Лес Гримм — страница 53 из 56

– Как и я, – добавляет Аксель.

Хенни делает глубокий вдох и зарывается носом в складки фаты Золы.

– Нет, твоя бабушка права. Мы пока не знаем, как спасти Золу. Но мы вернемся за ней. – Она поднимает голову и расправляет плечи. – Кроме того, теперь у нас есть Sortes Fortunae, а мне скоро шестнадцать. Я загадаю свое желание. Я найду способ… – Она резко замолкает. – Что ж, я не могу сказать вам, что я пожелаю. Но это должно помочь.

– Просто убедись, что это то, чего действительно желает твое сердце, – говорю я, вспоминая свой собственный опыт с Книгой Судеб.

Хенни торжественно кивает.

– Хорошо.

Несмотря на все наши надежды на будущее, я не могу не обратить свой взор на руины замка. Там произошло так много событий, так много смертей. Моя мама убила меня… Я убила ее… А также спасла ее… а Аксель спас меня. Полагаю, что по этой причине это также место, где все начиналось.

Слишком многое нужно осознать в этот момент, слишком во многое сложно поверить. Так же трудно отпустить это. Я не верю, что когда-нибудь смогу, да и не хотела бы. Моя история навсегда будет связана с моей матерью, так же как и с Акселем. Клыкастое Существо и Пронзенные Лебеди всегда будут моими картами. Я буду использовать их в своей жизни, чтобы встретить лицом к лицу все, что уготовила мне изменившаяся судьба.

Полночный Лес также останется частью меня. Когда я выйду из леса, я не забуду тот след, который он оставил. Этот лес у меня в крови. Я чувствую это так же отчетливо, как и то, что во мне течет кровь бабушки и мамы, Марлен и Розамунд Турн.

«Я наберусь смелости, даю я обещание маме. Я буду жить бесстрашно».

– В полумиле к востоку отсюда есть ручей. – Бабушка указывает мордой в том направлении. – День идите вдоль этого ручья, пока не дойдете до реки Бремен. Затем несколько дней идите против течения, пока не доберетесь до Снежки. К югу от этого места течет ручей. Следуйте по нему в течение двух дней, пока не дойдете до развилки, а затем перестаньте следовать течению. Пройдите две мили прямо на юг, и вы доберетесь до Близнецов.

Я думаю о двух высоких деревьях, которые охраняют тропинку, ведущую с луга в Лощине Гримм в чащу леса.

– Так вы вернетесь домой, – добавляет бабушка, и ее голос становится хриплым и слабым.

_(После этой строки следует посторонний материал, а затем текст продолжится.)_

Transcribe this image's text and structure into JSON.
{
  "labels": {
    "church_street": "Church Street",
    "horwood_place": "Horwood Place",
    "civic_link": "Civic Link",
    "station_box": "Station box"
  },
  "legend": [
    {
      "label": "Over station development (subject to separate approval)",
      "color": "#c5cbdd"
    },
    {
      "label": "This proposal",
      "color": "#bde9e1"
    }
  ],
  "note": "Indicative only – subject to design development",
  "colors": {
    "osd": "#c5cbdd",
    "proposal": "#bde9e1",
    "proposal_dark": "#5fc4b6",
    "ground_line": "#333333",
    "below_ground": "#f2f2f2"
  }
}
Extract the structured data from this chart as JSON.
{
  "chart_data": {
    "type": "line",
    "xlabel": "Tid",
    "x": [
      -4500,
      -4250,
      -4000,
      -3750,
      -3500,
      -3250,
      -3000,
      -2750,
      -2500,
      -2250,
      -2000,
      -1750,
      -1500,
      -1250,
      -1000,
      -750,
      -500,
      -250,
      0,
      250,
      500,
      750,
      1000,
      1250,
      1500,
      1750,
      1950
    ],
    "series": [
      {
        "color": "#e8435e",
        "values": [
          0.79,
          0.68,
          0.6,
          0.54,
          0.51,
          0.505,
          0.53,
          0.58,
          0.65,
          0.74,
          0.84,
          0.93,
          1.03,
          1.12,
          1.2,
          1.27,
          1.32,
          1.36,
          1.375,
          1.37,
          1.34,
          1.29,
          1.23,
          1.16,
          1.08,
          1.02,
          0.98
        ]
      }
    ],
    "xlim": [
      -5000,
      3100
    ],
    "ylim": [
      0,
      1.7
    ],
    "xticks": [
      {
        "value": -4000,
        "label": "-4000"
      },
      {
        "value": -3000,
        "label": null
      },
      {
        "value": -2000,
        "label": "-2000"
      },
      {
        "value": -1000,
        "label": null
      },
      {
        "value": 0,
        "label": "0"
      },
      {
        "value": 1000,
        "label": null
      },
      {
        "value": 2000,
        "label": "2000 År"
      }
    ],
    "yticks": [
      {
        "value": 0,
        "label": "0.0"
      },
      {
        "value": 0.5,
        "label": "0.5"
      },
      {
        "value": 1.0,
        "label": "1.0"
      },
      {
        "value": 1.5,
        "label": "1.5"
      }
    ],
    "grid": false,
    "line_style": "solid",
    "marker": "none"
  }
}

Мое сердце замирает, когда я замечаю, как страшная усталость наваливается на нее и лишает ее некогда гордой осанки.

– Ты не пойдешь с нами?

– Я ранена, дитя. Я должна вернуться более быстрым путем. У меня больше шансов на выздоровление в человеческом обличье. Есть лекарства и… – Она замолкает и издает волчий вой. Из раны на ее горле вытекла новая струйка крови.

– Бабушка? – Я опускаюсь на колени и прижимаю руку к ее шее. Ее голова опущена. Она потратила последние силы, разговаривая с нами.

– Я должна идти. – Уголок ее рта печально приподнимается. – Возьми мою удачу, – шепчет она, – ты всегда в моем сердце, ma petite chère. – Она тычется носом в мою накидку. – Mon petit rouge, – добавляет она, и я достаточно хорошо знаю ее родной язык, чтобы понять значение этого слова: мой маленький красный.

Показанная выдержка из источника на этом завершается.